The circular lines, similar to contour lines on a land map, are isobars and join areas of equal barometric pressure.
Air moves from high to low pressure; when the difference in the pressure is greater, the airflow, or wind, will also be greater. Isobars that are close together indicate stronger winds. Accordingly, isobars that are further apart indicate lighter winds.
The wind scale inset in the top left of the chart helps you to forecast wind speed.
Moreover, in the northern hemisphere, air moves around high pressure in a clockwise direction and low pressure in an anticlockwise direction, so isobars on a weather map indicate the direction and speed of the wind as well as the pressure.
The lines with triangles and semi-circles represent fronts.

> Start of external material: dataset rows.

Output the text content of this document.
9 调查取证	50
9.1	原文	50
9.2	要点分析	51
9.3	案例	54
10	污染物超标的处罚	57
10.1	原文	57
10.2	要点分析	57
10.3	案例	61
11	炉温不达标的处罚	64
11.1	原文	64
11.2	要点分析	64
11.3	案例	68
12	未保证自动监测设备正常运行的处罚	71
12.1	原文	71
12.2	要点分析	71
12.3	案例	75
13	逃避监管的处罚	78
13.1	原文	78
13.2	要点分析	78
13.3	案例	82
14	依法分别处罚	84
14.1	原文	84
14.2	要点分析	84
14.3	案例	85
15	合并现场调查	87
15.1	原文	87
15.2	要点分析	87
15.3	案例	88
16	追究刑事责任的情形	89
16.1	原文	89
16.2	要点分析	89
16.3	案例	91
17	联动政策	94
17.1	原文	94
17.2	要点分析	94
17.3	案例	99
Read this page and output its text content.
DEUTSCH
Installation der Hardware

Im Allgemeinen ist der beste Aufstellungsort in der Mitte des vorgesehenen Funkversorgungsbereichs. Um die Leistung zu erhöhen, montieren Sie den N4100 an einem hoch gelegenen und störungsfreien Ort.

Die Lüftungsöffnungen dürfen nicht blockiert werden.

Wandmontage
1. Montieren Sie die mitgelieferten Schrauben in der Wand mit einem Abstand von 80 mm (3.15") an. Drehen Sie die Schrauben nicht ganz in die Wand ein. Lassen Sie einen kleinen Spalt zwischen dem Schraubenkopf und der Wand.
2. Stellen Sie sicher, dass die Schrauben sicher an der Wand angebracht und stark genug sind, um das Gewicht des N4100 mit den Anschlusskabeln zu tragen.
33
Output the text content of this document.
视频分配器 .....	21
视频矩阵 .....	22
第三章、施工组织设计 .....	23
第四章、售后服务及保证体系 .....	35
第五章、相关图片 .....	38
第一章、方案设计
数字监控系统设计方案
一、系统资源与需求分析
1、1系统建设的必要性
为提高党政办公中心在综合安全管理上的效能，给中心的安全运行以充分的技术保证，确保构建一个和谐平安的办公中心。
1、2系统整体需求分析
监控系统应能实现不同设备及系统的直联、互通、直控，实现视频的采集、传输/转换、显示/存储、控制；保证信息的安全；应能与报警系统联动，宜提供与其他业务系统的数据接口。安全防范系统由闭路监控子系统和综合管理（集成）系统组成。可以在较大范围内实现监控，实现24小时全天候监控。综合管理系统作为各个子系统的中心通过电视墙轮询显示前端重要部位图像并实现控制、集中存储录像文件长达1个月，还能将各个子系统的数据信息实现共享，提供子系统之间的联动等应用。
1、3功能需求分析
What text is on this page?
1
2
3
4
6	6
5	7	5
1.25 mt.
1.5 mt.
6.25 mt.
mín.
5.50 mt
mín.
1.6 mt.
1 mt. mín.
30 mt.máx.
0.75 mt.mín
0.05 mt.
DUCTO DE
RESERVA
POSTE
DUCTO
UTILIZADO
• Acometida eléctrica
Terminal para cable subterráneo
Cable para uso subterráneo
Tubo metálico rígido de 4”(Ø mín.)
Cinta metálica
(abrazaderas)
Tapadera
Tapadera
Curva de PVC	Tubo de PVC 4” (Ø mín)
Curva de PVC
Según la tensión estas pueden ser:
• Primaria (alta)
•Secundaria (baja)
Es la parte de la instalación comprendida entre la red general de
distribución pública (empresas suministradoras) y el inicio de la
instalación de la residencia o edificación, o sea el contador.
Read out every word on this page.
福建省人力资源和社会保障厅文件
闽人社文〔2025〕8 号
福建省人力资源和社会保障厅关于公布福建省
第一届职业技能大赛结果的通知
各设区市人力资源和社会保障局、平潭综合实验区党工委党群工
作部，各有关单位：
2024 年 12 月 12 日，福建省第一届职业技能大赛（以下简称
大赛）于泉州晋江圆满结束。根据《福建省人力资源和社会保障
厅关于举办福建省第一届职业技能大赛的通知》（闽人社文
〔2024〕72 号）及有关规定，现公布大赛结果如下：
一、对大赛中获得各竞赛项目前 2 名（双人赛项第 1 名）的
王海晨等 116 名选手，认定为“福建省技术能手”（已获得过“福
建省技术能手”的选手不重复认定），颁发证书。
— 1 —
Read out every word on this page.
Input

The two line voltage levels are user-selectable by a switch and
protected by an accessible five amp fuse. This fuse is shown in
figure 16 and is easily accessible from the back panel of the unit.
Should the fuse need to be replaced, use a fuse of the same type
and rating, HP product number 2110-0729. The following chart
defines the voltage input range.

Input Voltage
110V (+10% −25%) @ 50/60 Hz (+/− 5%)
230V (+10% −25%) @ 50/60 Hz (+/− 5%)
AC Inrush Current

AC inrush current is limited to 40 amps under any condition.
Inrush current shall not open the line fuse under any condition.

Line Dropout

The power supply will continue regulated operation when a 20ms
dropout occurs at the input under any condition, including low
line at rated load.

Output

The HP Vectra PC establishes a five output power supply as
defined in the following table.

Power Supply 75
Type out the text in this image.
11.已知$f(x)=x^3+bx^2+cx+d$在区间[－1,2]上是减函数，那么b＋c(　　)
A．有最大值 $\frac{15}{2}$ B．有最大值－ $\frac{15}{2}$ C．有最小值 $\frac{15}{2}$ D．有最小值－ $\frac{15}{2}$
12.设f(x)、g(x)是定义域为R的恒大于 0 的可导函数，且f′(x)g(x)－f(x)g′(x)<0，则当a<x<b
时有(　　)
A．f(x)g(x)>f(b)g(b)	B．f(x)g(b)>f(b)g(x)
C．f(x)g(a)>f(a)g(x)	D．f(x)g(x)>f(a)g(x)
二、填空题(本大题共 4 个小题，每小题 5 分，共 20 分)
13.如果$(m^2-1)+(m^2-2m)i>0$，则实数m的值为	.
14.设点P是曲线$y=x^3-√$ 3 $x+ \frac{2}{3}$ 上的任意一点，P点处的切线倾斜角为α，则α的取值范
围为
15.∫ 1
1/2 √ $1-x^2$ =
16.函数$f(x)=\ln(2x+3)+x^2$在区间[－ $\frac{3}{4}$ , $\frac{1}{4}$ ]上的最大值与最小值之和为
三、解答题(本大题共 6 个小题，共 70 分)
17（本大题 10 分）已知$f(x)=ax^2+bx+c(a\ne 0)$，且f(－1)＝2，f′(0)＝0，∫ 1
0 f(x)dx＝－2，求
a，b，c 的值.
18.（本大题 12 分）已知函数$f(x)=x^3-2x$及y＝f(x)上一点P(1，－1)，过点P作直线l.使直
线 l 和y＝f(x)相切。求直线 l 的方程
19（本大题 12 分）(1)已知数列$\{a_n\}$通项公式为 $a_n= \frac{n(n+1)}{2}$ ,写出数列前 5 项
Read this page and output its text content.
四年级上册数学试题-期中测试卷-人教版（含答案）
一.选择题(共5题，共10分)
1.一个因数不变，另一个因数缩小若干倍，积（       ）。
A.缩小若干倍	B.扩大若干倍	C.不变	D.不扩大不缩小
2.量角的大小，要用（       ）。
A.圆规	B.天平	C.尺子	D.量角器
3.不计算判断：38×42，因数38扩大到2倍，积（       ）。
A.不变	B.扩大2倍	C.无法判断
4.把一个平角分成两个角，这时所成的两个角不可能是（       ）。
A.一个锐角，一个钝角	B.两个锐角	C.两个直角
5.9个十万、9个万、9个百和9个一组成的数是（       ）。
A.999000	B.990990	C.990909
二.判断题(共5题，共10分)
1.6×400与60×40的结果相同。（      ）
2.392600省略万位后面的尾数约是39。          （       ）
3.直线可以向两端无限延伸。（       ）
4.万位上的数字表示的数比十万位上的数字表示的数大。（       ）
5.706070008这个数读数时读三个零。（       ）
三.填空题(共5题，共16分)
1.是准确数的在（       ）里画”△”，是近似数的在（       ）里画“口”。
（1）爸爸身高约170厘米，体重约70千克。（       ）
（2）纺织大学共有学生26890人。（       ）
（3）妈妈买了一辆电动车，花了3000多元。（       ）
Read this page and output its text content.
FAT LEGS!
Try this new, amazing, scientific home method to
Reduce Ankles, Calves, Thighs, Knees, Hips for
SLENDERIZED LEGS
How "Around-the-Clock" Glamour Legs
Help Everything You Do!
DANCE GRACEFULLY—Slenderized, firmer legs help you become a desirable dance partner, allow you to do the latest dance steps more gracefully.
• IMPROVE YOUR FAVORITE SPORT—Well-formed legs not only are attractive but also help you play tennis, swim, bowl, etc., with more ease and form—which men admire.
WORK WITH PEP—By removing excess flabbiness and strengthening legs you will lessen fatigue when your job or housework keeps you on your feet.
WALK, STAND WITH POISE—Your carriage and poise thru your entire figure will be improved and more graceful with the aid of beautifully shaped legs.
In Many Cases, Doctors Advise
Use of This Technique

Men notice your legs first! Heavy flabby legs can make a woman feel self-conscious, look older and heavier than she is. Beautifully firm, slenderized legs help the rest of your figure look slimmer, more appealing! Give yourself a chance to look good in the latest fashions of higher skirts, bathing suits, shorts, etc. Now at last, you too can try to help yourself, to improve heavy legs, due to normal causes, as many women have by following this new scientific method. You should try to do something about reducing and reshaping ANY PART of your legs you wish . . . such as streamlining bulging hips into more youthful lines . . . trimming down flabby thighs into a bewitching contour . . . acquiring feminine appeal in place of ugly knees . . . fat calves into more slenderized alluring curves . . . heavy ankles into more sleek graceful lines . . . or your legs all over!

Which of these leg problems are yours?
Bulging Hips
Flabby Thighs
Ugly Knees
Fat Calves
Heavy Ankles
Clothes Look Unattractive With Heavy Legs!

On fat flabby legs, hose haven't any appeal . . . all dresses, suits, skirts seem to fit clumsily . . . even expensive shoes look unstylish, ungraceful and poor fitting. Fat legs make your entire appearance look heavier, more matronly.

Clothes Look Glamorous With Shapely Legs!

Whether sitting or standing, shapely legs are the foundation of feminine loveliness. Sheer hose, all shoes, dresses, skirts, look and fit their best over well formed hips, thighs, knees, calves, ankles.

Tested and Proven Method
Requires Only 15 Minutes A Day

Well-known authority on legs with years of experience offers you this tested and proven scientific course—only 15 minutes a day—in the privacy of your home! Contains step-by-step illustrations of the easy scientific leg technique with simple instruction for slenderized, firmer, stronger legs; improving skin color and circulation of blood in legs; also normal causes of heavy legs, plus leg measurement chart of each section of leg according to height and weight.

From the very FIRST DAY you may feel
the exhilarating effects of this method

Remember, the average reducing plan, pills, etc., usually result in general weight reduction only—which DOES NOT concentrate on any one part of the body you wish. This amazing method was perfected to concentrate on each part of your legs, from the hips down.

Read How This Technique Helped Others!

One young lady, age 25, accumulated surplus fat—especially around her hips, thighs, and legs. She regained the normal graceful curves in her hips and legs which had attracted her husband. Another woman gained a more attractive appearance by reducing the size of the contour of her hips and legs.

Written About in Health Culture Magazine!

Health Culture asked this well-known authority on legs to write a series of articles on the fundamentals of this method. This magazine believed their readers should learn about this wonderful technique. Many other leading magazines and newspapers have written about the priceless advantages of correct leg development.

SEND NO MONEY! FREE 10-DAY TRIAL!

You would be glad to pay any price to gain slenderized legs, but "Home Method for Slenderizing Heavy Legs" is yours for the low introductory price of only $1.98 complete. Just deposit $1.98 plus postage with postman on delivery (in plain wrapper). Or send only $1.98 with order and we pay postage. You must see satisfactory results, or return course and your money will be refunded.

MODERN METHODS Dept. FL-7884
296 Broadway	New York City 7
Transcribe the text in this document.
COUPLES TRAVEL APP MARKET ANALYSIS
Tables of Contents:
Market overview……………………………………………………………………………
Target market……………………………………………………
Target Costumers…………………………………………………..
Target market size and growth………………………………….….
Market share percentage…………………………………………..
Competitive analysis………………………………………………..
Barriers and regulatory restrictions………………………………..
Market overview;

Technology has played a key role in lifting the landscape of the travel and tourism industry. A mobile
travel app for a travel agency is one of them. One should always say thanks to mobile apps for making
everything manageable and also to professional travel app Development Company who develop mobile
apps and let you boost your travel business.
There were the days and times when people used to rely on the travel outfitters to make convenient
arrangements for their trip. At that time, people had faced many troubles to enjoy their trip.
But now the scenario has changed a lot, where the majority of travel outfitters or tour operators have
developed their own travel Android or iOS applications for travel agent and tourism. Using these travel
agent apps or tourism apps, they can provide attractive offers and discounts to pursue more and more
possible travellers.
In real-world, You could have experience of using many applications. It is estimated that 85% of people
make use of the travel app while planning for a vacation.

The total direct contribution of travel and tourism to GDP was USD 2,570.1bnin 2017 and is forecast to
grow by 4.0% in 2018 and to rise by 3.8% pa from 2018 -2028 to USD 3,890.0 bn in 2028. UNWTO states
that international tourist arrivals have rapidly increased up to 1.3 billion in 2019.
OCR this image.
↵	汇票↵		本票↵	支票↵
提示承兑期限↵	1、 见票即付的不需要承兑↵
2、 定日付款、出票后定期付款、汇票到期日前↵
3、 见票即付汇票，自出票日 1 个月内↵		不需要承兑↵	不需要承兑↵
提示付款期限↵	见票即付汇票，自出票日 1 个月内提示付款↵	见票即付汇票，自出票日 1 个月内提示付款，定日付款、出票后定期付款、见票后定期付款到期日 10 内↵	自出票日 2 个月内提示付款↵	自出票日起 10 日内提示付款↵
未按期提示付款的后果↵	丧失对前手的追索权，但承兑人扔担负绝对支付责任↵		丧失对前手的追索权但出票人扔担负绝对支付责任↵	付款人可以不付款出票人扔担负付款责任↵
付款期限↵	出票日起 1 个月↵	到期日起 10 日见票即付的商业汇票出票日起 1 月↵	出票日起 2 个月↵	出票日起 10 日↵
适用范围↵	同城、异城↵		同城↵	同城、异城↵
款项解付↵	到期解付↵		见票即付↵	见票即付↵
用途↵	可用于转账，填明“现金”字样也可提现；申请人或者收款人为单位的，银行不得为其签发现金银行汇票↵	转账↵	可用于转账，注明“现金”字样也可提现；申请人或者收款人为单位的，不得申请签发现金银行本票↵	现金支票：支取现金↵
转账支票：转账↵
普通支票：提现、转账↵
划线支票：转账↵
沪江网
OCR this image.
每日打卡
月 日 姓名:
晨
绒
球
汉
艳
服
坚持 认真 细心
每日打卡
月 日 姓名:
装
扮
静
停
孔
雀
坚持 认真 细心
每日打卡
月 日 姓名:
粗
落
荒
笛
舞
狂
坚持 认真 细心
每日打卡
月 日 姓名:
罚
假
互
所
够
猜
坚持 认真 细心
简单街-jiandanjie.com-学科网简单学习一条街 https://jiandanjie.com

Semi-circles on a weather map show warm fronts and triangles indicate cold fronts. The way in which the semi-circles and triangles point shows the direction in which the front is moving.Lines with overlapping semi-circles and triangles show where a cold front and warm front meet, creating an occluded front.
Black lines with no semi-circles or triangles are troughs and show areas where the air is unstable and showers tend to form.
On the June edition of The navigator, the Nautical Institute focused on weather as a critical factor for safe navigation. It was noted that weather can make the difference between a prosperous or loss-making voyage, can cause injury to crew and passengers and can even lead to the loss of a ship. Awareness of the weather and accurate predictions are both vitally important. With this regard, in its June issue provides ten top tips for mariners about observing and coping with weather at sea.
Moreover, Allianz has previously discussed in a Shipping and Safety Review how the changing weather patterns observed in the last few years are disrupting supply chain and resulting in physical damage shipping incidents. The report refers to recent examples, such as record low water levels on the Rhine and Elbe rivers and high water in Mississippi.